In 2020 the artist opened a major career retrospective at the Baltimore Museum of Art, while her work has unceasingly entered numerous important public and private collections globally.
At once intimate, vulnerable, strikingly beautiful, and inexplicably awkward, Smail’s art captures an uncompromising approach to touch the void where the complications and contradictions of contemporary life intersects with a resilient reinvention that allows us to move forward with joy, and dare one say love, despite the difficulties we encounter.
Represented in the United States by Goya Contemporary Gallery, Smail has continued to collaborate with fellow South African artist and friend William Kentridge over a number of years. Contemplating poetry, Henri Matisse, native South African textiles, and even historic newspaper advertisements as her muses, Smail’s engagement with language and culture stand as confirmation that the only thing one expects to see in Smail’s work is something unexpected.

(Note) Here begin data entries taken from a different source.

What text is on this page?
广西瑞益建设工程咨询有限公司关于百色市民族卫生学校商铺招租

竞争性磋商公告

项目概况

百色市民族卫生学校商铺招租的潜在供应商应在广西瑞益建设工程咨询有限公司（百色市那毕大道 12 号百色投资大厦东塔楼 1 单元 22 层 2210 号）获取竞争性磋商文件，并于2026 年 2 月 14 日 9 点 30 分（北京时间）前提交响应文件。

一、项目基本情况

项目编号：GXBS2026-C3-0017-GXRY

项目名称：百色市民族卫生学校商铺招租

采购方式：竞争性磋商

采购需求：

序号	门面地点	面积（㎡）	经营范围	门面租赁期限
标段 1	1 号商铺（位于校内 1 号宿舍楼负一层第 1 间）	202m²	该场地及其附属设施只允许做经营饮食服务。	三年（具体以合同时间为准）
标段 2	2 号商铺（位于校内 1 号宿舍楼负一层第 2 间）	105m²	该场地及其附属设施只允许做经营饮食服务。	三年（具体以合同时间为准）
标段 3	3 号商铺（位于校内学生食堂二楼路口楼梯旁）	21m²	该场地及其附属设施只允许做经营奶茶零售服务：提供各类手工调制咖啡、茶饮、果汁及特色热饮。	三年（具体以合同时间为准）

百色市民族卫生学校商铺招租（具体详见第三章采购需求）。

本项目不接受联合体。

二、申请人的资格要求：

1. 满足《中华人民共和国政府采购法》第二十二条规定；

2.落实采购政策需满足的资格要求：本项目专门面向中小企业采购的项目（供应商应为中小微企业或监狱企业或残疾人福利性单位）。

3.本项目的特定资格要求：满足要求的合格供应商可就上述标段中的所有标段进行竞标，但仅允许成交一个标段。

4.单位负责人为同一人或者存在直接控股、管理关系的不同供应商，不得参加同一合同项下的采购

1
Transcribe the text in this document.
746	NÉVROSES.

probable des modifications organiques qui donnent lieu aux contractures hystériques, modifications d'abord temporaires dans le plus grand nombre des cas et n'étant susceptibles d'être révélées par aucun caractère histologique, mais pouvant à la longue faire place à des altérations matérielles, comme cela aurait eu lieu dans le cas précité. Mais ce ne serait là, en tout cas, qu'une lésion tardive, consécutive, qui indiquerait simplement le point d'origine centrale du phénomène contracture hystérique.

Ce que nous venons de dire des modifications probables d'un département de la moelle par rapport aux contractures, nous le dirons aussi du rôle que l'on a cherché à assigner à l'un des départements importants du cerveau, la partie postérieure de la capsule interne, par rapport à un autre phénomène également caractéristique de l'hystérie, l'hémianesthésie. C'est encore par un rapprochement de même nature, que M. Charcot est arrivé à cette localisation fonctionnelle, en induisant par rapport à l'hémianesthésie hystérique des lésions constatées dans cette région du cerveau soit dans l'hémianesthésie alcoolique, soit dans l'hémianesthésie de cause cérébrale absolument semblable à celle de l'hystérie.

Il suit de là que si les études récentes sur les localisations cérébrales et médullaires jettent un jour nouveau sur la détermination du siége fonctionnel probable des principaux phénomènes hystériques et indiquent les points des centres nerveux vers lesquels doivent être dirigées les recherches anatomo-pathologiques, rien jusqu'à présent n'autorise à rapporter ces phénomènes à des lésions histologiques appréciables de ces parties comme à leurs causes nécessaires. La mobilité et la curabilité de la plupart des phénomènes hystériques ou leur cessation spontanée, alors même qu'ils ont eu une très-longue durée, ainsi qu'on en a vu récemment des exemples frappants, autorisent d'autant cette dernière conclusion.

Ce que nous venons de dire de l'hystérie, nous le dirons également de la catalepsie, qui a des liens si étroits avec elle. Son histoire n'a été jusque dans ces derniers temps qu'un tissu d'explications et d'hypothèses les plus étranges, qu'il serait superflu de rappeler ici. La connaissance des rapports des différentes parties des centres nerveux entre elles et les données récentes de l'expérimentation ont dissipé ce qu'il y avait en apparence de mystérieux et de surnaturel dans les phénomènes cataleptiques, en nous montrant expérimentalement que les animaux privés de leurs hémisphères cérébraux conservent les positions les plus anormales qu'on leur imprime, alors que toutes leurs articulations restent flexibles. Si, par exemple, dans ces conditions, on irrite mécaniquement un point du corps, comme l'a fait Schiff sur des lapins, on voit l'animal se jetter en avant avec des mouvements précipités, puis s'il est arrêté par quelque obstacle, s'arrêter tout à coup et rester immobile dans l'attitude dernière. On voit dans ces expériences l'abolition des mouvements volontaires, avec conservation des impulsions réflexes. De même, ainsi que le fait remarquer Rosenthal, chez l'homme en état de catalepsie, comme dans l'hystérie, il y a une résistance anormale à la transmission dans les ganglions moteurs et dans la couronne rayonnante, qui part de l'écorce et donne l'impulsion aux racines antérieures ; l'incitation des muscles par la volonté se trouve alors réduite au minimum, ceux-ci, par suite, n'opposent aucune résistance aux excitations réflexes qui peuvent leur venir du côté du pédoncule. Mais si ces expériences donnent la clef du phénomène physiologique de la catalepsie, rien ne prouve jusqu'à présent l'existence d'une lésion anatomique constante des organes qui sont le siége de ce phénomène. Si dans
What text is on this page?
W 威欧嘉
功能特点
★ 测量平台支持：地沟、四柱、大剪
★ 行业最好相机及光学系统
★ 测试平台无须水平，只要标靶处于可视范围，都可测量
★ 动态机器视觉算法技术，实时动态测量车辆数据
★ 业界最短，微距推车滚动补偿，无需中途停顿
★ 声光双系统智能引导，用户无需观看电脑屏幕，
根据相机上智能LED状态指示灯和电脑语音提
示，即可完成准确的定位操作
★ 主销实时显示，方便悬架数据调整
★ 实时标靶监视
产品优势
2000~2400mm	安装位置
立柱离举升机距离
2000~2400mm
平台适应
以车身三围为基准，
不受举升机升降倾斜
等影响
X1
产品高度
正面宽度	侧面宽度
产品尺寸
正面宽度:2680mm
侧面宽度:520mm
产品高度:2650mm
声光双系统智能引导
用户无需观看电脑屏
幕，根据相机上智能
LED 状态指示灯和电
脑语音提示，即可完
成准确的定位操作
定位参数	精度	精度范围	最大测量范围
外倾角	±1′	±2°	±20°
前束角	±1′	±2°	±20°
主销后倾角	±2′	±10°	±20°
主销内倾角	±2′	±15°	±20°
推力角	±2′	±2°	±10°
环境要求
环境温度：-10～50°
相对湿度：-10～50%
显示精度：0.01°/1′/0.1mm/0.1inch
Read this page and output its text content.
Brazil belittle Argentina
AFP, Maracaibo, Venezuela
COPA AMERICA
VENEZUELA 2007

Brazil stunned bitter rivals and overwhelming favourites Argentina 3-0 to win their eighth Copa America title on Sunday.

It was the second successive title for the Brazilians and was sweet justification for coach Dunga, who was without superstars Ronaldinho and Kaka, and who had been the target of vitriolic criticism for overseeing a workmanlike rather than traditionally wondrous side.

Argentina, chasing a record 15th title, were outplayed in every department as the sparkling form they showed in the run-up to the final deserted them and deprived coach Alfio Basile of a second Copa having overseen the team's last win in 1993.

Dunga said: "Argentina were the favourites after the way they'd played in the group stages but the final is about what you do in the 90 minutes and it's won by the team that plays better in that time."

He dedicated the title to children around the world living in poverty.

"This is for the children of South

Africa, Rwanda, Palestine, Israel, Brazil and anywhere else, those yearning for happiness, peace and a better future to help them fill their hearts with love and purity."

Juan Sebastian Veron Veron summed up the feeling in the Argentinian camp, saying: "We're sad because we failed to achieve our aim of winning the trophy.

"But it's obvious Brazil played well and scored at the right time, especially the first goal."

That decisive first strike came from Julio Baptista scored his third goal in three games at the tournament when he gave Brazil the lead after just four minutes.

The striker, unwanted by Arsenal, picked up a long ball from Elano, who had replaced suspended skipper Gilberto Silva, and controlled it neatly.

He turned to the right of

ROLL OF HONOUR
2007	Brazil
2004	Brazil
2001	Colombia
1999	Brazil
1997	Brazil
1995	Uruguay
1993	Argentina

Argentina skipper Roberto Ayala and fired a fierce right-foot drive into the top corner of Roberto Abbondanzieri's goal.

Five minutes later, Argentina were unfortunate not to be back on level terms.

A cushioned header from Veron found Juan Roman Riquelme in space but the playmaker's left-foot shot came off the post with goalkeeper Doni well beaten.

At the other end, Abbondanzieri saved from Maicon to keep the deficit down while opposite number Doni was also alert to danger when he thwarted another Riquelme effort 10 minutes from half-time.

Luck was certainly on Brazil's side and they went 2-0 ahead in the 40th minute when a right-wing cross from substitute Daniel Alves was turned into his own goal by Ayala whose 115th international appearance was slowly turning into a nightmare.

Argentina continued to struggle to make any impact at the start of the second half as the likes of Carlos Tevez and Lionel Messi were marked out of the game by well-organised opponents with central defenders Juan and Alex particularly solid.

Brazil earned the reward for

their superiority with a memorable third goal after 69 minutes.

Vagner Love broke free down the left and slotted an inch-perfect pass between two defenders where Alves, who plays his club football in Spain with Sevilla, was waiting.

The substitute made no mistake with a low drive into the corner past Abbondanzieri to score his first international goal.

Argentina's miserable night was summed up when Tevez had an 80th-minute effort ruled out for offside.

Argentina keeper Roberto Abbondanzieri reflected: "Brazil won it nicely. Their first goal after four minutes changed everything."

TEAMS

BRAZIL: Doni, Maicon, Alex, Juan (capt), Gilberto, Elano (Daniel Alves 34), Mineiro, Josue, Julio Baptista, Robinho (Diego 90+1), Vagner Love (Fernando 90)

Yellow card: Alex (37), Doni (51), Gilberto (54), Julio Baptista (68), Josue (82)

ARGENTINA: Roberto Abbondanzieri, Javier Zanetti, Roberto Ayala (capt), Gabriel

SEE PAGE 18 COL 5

Smail has been the recipient of numerous accolades including a Pollock-Krasner Foundation Award, Trawick Sapphire prize award, multiple Maryland State Arts Council Awards, Mid Atlantic Arts Foundation Fellowships, Rochefort-en-Terre Residency in France, and nomination for “Anonymous was a Woman.” Smail's work is included in private and public collections internationally including Baltimore Museum of Art; US Embassy, Johannesburg; Chase Manhattan Bank, Johannesburg & New York locations; Durban Museum and Art Gallery; University of the Witwatersrand; Johannesburg Art Museum; Johns Hopkins University Collection; Mobil Corporation Art Collection; National Gallery of South Africa; Pretoria Art Museum; among many others.